I also print out the is_quantized
property every time the output is returned, and it’s false every single time.
The forward function:
def forward(self, x):
backbone_features = self.model(x)
backbone_features = self.cpm(backbone_features)
stages_output = self.initial_stage(backbone_features)
for refinement_stage in self.refinement_stages:
stages_output.extend(
refinement_stage(torch.cat([backbone_features, stages_output[-2], stages_output[-1]], dim=1)))
for i, tensor in enumerate(stages_output):
print(f'output {i} shape = {tensor.shape}')
print(f'output {i} is_quantized: {tensor.is_quantized}')

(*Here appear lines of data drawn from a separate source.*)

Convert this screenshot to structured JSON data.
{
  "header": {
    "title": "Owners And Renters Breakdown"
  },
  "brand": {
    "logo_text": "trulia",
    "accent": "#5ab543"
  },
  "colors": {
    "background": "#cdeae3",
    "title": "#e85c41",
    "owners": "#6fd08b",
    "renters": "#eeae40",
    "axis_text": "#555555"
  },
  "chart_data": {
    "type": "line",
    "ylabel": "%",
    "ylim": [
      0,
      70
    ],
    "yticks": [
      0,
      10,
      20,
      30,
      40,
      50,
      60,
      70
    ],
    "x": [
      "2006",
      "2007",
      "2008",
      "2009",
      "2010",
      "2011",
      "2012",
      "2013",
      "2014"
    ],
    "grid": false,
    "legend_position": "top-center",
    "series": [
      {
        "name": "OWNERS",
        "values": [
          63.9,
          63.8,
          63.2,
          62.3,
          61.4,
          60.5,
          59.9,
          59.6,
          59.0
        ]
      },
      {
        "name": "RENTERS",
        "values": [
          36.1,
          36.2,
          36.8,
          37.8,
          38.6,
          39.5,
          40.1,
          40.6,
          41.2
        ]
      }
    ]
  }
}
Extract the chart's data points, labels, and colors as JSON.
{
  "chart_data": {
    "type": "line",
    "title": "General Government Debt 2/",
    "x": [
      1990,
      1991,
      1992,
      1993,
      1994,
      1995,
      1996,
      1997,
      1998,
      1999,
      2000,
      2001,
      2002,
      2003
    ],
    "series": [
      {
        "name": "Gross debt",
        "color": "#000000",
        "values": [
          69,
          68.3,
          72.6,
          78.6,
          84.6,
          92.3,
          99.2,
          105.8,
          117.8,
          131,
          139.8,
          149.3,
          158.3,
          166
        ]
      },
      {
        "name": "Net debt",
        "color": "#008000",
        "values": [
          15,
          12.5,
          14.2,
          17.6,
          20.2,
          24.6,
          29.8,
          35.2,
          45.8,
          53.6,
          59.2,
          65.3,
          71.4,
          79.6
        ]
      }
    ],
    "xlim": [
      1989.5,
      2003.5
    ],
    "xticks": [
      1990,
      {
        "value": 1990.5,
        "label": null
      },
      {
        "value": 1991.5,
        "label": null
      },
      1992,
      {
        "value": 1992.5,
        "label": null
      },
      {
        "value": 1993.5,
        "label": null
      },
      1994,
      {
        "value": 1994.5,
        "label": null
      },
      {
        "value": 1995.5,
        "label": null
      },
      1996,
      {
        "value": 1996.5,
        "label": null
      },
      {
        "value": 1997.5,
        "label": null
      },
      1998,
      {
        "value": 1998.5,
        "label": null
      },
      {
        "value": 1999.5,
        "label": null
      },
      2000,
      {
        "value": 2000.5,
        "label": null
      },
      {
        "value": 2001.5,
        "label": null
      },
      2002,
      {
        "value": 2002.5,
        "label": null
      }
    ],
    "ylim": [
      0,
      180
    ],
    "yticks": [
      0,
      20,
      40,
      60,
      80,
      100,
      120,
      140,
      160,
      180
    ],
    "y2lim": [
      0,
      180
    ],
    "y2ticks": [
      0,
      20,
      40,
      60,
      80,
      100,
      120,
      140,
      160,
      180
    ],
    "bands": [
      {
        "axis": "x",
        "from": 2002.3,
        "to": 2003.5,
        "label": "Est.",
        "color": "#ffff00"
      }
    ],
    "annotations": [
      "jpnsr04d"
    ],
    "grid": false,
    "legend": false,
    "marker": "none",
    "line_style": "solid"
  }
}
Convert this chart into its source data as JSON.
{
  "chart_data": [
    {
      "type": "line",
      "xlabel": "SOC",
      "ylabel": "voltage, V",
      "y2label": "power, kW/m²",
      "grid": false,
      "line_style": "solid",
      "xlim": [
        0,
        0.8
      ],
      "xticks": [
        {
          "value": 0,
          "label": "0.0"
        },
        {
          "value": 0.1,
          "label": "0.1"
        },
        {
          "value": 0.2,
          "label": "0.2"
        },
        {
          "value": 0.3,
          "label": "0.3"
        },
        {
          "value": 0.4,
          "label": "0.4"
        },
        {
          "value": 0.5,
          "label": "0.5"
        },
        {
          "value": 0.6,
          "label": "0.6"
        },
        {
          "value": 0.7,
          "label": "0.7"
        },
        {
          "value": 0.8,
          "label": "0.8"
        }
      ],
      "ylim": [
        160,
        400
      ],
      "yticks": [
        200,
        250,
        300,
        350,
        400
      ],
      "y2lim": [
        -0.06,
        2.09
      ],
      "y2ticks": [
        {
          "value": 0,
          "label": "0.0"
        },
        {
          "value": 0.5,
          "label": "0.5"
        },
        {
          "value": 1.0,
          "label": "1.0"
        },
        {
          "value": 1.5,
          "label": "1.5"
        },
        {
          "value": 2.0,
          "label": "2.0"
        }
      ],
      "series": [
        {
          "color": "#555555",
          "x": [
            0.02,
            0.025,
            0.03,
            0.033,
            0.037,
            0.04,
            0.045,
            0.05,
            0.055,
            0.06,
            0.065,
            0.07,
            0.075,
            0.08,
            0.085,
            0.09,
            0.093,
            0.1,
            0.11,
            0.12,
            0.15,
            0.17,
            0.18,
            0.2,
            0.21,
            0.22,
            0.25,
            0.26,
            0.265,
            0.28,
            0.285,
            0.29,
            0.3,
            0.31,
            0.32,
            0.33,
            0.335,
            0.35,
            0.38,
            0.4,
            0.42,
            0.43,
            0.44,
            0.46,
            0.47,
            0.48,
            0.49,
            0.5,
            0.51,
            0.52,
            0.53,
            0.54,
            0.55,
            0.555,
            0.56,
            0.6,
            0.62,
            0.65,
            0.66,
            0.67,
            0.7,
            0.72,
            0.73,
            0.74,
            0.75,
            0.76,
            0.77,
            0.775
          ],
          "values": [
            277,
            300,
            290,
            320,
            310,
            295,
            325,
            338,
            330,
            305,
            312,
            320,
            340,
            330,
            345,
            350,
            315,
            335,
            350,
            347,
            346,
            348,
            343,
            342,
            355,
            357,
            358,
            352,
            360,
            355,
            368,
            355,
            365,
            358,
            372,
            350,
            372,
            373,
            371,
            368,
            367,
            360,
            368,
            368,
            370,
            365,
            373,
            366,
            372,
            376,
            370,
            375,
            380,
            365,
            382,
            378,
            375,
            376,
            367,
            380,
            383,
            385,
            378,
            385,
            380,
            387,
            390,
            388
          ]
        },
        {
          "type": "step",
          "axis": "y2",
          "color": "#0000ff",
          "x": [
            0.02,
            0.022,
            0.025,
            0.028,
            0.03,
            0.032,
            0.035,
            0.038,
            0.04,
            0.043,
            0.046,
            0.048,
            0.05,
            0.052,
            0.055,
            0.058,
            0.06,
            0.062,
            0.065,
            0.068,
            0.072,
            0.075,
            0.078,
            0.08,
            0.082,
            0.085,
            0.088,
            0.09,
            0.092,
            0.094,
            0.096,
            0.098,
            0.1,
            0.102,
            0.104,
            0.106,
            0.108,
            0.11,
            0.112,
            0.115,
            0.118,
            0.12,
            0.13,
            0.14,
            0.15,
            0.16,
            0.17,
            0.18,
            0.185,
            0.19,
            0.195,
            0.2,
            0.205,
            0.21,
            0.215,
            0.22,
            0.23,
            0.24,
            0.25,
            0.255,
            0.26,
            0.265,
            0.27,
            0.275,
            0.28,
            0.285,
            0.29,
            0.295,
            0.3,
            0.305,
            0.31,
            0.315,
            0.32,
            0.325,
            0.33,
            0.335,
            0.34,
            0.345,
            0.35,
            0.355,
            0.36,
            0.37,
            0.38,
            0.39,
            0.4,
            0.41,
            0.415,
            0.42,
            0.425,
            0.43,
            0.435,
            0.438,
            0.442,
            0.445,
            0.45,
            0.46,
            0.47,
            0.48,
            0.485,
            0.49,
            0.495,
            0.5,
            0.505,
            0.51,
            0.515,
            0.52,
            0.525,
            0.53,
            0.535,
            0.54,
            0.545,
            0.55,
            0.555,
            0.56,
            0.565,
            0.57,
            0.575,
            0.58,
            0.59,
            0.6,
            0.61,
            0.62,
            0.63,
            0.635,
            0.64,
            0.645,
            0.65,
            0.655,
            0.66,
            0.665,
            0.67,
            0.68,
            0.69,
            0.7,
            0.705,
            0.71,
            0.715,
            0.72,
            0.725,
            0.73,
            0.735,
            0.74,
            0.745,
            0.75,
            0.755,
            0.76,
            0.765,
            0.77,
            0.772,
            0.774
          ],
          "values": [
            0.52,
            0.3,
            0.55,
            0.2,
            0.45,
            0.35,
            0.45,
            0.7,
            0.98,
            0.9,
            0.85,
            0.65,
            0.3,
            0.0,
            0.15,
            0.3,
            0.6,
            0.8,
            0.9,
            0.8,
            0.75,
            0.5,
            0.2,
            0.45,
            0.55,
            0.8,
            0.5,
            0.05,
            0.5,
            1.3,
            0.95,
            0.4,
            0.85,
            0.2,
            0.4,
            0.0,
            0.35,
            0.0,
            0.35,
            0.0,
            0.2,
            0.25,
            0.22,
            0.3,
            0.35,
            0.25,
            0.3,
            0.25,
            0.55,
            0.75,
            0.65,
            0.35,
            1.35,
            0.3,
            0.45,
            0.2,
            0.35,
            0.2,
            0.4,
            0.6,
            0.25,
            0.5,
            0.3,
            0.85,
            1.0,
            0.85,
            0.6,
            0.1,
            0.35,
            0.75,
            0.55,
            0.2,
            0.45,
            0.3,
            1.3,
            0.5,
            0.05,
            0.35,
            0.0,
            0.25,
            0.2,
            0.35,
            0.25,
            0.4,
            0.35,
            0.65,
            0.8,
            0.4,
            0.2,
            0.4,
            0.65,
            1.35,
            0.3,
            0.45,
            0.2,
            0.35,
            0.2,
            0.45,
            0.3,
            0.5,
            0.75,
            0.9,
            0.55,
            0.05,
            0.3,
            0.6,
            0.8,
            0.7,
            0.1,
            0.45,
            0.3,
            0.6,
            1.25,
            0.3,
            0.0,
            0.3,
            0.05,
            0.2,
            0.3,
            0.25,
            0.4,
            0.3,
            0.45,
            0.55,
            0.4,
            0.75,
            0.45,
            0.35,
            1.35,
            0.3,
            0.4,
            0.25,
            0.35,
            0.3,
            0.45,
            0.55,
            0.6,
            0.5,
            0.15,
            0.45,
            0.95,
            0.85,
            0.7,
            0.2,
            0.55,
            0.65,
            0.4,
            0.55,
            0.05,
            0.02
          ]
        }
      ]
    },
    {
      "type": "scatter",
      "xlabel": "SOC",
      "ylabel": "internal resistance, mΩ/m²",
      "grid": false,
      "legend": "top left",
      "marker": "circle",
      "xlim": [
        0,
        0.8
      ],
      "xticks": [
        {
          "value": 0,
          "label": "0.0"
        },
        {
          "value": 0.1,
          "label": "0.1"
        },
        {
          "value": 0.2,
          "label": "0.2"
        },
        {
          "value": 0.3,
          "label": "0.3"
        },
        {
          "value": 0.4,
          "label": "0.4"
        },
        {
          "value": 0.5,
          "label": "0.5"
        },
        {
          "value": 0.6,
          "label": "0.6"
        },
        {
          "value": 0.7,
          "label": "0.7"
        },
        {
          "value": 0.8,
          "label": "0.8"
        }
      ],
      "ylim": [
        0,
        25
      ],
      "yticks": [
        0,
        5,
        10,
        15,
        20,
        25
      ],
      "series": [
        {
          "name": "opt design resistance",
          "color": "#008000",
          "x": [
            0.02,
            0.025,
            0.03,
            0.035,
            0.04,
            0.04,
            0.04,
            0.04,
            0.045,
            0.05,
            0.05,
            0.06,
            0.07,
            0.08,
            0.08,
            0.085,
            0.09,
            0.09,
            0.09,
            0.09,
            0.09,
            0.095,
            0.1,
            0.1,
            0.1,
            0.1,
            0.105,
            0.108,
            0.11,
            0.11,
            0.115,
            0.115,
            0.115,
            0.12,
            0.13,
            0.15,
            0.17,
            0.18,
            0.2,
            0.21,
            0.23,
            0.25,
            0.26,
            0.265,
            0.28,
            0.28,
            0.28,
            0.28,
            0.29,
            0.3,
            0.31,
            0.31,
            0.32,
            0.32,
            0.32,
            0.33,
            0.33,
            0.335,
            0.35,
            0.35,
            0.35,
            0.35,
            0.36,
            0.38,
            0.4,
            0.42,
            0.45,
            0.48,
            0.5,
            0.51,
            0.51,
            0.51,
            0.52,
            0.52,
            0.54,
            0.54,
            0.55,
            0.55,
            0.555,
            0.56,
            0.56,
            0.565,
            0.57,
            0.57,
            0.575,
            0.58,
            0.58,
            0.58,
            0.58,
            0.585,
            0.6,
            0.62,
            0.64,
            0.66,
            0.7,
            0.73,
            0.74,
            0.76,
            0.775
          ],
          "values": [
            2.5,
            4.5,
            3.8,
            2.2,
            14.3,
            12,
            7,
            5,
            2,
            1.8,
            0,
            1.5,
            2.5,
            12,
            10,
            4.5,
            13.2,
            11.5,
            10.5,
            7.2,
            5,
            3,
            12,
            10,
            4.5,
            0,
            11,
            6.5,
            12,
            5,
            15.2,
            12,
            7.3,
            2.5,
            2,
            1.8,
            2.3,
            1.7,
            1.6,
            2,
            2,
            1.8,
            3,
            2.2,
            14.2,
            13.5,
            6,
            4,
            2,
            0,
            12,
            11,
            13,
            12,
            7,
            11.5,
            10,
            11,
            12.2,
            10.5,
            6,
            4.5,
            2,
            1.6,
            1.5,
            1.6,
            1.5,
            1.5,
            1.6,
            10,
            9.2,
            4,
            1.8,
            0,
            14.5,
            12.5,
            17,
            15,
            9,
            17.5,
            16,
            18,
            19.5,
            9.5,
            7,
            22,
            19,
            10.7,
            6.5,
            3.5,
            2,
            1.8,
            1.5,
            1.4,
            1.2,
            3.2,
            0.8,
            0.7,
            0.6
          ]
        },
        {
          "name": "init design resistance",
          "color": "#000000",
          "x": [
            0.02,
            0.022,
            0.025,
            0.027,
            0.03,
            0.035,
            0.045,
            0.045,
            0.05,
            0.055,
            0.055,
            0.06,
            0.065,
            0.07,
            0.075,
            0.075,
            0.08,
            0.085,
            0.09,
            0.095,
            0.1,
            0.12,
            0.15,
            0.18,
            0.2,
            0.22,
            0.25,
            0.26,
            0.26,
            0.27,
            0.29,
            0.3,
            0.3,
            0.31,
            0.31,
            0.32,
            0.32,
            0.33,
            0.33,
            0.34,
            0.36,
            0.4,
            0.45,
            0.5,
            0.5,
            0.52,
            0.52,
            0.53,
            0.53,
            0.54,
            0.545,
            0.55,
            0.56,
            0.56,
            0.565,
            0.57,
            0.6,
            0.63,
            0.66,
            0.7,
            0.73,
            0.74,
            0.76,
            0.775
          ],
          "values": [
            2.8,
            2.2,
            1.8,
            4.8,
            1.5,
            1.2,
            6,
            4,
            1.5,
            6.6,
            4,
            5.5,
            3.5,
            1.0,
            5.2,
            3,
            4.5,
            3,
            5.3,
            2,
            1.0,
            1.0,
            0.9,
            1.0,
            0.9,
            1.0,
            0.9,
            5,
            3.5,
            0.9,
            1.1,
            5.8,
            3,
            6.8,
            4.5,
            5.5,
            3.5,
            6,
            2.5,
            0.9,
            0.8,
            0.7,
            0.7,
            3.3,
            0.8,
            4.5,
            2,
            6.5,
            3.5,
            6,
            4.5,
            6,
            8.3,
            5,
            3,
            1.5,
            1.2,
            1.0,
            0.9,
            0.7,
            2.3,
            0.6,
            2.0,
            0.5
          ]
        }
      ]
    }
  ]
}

print("--------------------next frame -----------------------")
return stages_output
The output of the prints:
Inference code on the iOS side:
- (NSArray<NSNumber*>*)detectImage:(void*)imageBuffer {
try {
at::Tensor tensor = torch::from_blob(imageBuffer, { 1, 3, input_height, input_width }, at::kFloat).metal();
c10::InferenceMode guard;
CFTimeInterval startTime = CACurrentMediaTime();
auto outputTensorList = _impl.forward({ tensor }).toTensorList();
CFTimeInterval elapsedTime = CACurrentMediaTime() - startTime;
NSLog(@"inference time:%f", elapsedTime);
auto heatmap1 = outputTensorList.get(0).dequantize().cpu();
// outputs 19 pieces of 80*80 matrices
auto heatmap_pixels = heatmap1[0][18]; // the 19th heatmap, 80*80
auto dim1 = heatmap_pixels.size(0);
auto dim2 = heatmap_pixels.size(1);
float* floatBuffer = heatmap_pixels.data_ptr<float>();
if (!floatBuffer) {
return nil;
}
NSMutableArray* results = [[NSMutableArray alloc] init];
for (int i = 0; i < (dim1*dim2); i++) {
[results addObject:@(floatBuffer[i])];
}
return [results copy];
} catch (const std::exception& exception) {
NSLog(@"%s", exception.what());
}
return nil;
}
The model saving code:
net = PoseEstimationWithMobileNet()
checkpoint = torch.load(args.checkpoint_path, map_location='cpu')
load_state(net, checkpoint)
torch.save(net.state_dict(), '/Users/morvaybalazs/PycharmProjects/model.pt')
model = PoseEstimationWithMobileNet()
model.load_state_dict(torch.load('/Users/morvaybalazs/PycharmProjects/model.pt'))
model.eval()
traced_script_module = torch.jit.script(model)
from torch.utils.mobile_optimizer import optimize_for_mobile
torchscript_model_optimized = optimize_for_mobile(traced_script_module, backend='metal')
print(torch.jit.export_opnames(torchscript_model_optimized))
torchscript_model_optimized._save_for_lite_interpreter("mobile_model_metal.pt")
The exception is thrown when the forward function gets called.
Is it possible, that the model still uses quantization?
I am a beginner in Python and Pytorch, so any help or comment is much appreciated!